The Place, London
June 5, 2021
Ben Duke’s Paradise Lost (lies unopened beside me), a solo show he conceived, directed and performs, returns to London trailing clouds of glory. These are well deserved, as this is an extraordinary piece of theatre. Like divine providence, it works in mysterious ways. The long build-up is deceptively naïve, the humour bordering on crass before the remarks sharpen and like a punch to the belly, when you at your most vulnerable, Duke gets to the heart of the matter.
In Paradise Lost, Duke (and Milton) deal with the big questions: How did we get here? Where do we go next? Like Milton, Duke does not deal in stereotypes. His heroes are vulnerable and his villains are interesting and not altogether undeserving. Lucifer’s fall resembles a messy family squabble, presented in silhouette to Claude Debussy’s Claire de Lune, just one of the many ‘these you have loved’ tunes closing with Battle Hymn of the Republic. There is no question this man knows how to manipulate emotions.
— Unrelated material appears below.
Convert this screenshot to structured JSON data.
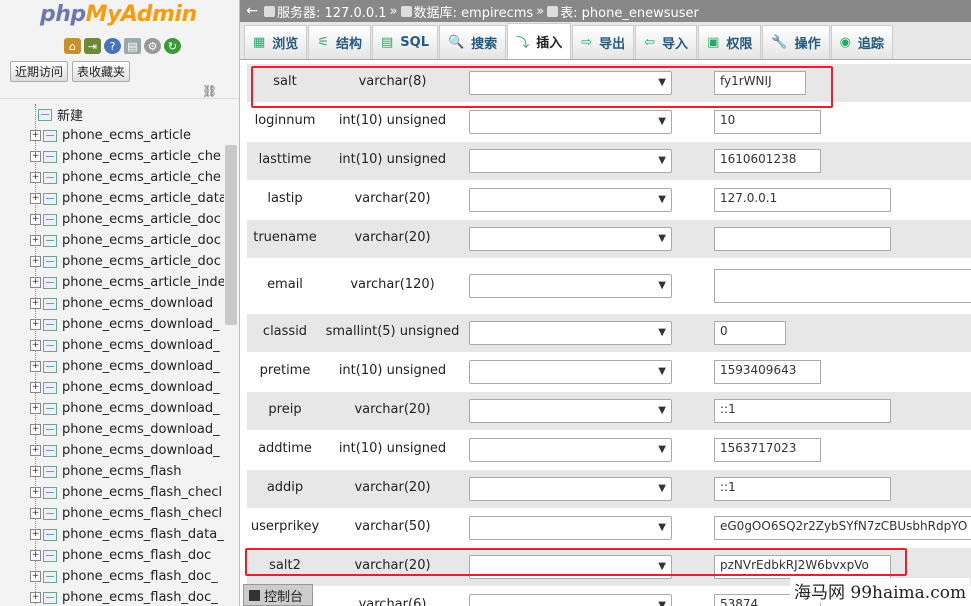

Adam appears from a puff of smoke shielded by the obligatory fig leaf. Eve, a later addition and with an eye on waste management, is crafted from a spare rib. Between all this, and not forgetting the nifty sock-puppet snake, Duke has domestic life and kids to deal with. It is the morbid nightmares where he imagines his daughter’s death or injury that suggests the line the production is taking.
As Adam and Eve leave the Garden, Duke, back in street clothes, stands by the chair. A shower of water opens above him and continues relentlessly for the final ten minutes as he recites a litany of human landmarks and tragedies: Cain and Abel, the building of the Ark, the Tower of Babel, the birth of Christ, the Massacre of the Innocents, the Holocaust.
The closing moment is the crucifixion of Christ, avoiding the customary image of grieving mother, it is the voice of God the father we get. The Almighty pleading for another, for someone else, for anyone else to be hung in place of his son. The audacity and the originality of Duke’s thinking is breath-taking. We are left with a frightening sense that we’re going to hell in a handcart.
Duke opens many avenues to investigate but offers no answers. We’ll have to sort that one out ourselves.